La bahía de Palma se convirtió este viernes en el escenario perfecto para la quinta jornada del 62º Gran Día de la Vela – Bufete Frau, donde los regatistas se enfrentaron a unas condiciones que pusieron a prueba su destreza y estrategia. Las flotas de Optimist, ILCA 4 y 420 navegaron en un mar lleno de sorpresas, con un viento de mestral que no sabía si soplar fuerte o hacer una pausa. De hecho, aquellos que pensaban que sería un día tranquilo tuvieron que adaptarse rápidamente a cada cambio.
Una jornada de táctica y adaptación
A pesar de la inestabilidad del viento, los comités lograron organizar dos pruebas por clase, cerrando así la fase clasificatoria. Esto dejó claro quiénes son los ocho clubes que competirán mañana en el Team Racing de Optimist. ¡Menuda jornada! Desde primera hora hasta bien entrada la tarde, las flotas estaban al acecho del viento; mientras unos navegaban en calma casi total, otros tenían que lidiar con rachas que variaban entre 4 y 15 nudos.

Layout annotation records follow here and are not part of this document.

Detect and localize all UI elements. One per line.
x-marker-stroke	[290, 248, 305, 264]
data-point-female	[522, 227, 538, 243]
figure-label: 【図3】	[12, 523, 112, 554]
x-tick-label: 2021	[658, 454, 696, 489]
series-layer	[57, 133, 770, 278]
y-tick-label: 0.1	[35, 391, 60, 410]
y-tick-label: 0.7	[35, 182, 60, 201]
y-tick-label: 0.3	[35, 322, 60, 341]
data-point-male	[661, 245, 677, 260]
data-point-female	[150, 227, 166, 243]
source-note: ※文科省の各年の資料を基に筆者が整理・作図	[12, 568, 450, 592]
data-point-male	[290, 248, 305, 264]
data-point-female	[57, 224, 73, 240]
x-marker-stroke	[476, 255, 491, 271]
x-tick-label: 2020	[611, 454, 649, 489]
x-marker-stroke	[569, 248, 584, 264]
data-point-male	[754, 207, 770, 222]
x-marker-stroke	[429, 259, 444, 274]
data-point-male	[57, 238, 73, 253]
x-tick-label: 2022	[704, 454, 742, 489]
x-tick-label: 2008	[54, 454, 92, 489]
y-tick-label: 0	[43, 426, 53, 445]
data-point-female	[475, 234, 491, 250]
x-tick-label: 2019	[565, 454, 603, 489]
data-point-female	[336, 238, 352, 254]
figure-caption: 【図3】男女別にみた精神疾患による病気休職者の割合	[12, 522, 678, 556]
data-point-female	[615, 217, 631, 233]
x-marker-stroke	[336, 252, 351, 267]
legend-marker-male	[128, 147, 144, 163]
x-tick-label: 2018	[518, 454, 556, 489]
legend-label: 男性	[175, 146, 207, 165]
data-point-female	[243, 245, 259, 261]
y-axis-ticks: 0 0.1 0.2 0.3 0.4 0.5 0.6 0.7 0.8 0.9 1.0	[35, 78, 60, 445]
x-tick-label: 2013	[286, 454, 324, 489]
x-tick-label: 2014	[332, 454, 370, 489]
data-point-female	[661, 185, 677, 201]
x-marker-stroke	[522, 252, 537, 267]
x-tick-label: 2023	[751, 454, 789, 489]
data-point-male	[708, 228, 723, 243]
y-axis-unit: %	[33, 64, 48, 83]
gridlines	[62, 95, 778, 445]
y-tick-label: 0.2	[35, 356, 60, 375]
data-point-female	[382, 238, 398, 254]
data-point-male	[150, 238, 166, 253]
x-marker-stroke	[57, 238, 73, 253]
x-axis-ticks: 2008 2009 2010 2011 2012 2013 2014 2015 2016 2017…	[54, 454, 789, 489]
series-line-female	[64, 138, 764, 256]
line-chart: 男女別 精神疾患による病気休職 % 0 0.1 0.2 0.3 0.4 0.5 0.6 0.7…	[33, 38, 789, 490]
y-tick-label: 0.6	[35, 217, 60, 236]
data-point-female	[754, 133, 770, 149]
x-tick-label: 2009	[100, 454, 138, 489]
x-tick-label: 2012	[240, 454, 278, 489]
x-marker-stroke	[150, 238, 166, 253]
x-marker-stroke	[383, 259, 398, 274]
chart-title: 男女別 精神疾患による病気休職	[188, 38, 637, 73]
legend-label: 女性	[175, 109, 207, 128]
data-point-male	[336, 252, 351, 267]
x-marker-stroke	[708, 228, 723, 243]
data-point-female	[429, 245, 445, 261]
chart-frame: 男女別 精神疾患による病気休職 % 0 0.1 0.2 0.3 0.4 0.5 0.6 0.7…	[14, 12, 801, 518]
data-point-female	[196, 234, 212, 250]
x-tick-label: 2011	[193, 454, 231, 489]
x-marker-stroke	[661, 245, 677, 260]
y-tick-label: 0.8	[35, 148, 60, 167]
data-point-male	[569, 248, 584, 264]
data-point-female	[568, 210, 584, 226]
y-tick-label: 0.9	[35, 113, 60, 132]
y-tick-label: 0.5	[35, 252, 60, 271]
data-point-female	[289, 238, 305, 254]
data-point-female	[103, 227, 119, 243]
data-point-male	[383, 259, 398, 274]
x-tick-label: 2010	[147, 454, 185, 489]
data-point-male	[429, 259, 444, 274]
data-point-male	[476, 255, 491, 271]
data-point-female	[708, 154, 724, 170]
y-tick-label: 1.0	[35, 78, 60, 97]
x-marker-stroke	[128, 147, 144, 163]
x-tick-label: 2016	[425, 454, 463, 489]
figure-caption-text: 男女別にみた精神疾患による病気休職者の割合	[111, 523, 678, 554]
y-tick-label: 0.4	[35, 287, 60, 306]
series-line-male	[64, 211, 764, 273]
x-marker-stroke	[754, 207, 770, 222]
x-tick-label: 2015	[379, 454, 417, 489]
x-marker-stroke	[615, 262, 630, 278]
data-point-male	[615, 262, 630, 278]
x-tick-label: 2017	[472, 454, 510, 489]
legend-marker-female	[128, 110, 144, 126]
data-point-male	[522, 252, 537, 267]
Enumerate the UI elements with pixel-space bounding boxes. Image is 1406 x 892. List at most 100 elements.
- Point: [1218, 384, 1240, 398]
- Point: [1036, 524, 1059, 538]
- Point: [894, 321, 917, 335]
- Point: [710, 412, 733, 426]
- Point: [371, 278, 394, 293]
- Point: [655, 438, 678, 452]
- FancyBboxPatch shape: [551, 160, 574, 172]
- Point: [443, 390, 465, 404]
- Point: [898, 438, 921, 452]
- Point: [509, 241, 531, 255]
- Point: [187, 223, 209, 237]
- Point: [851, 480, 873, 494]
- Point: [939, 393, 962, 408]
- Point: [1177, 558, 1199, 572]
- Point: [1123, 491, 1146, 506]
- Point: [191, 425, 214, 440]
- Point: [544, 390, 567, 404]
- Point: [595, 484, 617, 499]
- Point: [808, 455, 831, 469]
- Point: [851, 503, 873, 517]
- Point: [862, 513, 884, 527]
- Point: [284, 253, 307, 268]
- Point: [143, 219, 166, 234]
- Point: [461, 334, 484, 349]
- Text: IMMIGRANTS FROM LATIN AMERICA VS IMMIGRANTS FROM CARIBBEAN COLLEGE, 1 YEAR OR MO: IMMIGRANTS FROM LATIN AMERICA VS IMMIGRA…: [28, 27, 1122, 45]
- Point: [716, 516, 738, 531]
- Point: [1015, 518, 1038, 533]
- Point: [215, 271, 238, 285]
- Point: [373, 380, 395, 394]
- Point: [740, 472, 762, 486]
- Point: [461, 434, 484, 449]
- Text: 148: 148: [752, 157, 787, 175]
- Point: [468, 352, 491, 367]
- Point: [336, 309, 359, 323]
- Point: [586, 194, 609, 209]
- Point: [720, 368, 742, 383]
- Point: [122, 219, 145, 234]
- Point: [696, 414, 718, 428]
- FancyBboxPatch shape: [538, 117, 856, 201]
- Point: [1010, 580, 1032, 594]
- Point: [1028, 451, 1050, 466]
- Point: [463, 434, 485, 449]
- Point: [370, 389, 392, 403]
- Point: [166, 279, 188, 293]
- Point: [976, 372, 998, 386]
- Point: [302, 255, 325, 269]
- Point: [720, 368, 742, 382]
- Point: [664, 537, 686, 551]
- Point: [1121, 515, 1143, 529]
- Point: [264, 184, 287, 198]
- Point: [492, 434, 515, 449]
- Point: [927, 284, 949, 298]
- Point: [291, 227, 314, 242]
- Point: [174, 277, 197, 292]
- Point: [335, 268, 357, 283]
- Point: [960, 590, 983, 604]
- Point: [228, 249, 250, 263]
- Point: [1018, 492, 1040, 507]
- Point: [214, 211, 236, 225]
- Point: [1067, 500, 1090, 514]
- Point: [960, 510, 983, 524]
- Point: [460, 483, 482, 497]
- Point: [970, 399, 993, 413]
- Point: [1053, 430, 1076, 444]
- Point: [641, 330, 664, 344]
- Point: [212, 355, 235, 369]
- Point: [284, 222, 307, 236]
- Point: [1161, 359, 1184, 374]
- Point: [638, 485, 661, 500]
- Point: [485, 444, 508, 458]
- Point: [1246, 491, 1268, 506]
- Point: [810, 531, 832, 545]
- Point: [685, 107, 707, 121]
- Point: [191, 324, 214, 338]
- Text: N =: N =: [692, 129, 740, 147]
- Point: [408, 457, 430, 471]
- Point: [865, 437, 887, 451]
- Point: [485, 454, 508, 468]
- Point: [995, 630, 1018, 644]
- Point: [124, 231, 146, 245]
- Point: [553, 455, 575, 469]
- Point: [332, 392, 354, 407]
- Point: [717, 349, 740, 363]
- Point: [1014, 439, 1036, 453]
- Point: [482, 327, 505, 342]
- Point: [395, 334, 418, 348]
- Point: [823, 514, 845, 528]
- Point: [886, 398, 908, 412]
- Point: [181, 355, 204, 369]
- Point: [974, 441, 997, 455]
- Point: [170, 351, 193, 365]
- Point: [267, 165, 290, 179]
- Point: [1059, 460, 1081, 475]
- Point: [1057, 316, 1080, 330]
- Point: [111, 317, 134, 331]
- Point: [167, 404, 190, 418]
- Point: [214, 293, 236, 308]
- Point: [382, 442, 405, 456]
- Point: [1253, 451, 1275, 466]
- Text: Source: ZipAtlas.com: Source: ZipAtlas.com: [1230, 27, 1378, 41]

Cada regatista tuvo que convertirse en un verdadero estratega, interpretando cambios imprevistos como si estuvieran jugando una partida de ajedrez sobre el agua. Y aunque hoy completaron dos mangas con esfuerzo, el intento por hacer una tercera se desvaneció cuando un chubasco sorprendió a todos. Así es la vida en el mar; nada está garantizado.
A medida que avanza esta competición histórica para el Club Nàutic SArenal, Clara Llabrés nos recuerda su importancia: «Este evento es parte fundamental de nuestra identidad deportiva. No solo competimos; queremos acercar la vela a más gente». Con más visibilidad mediática cada año y encuentros como la comida de prensa organizada este viernes, buscan romper barreras y conectar con toda esa comunidad apasionada por el mar.
Mañana será otro día emocionante lleno de sorpresas y competitividad. Las flotas estarán listas para enfrentar nuevos retos, con el Team Racing como uno de los platos fuertes en esta fiesta náutica donde cada punto cuenta más que nunca.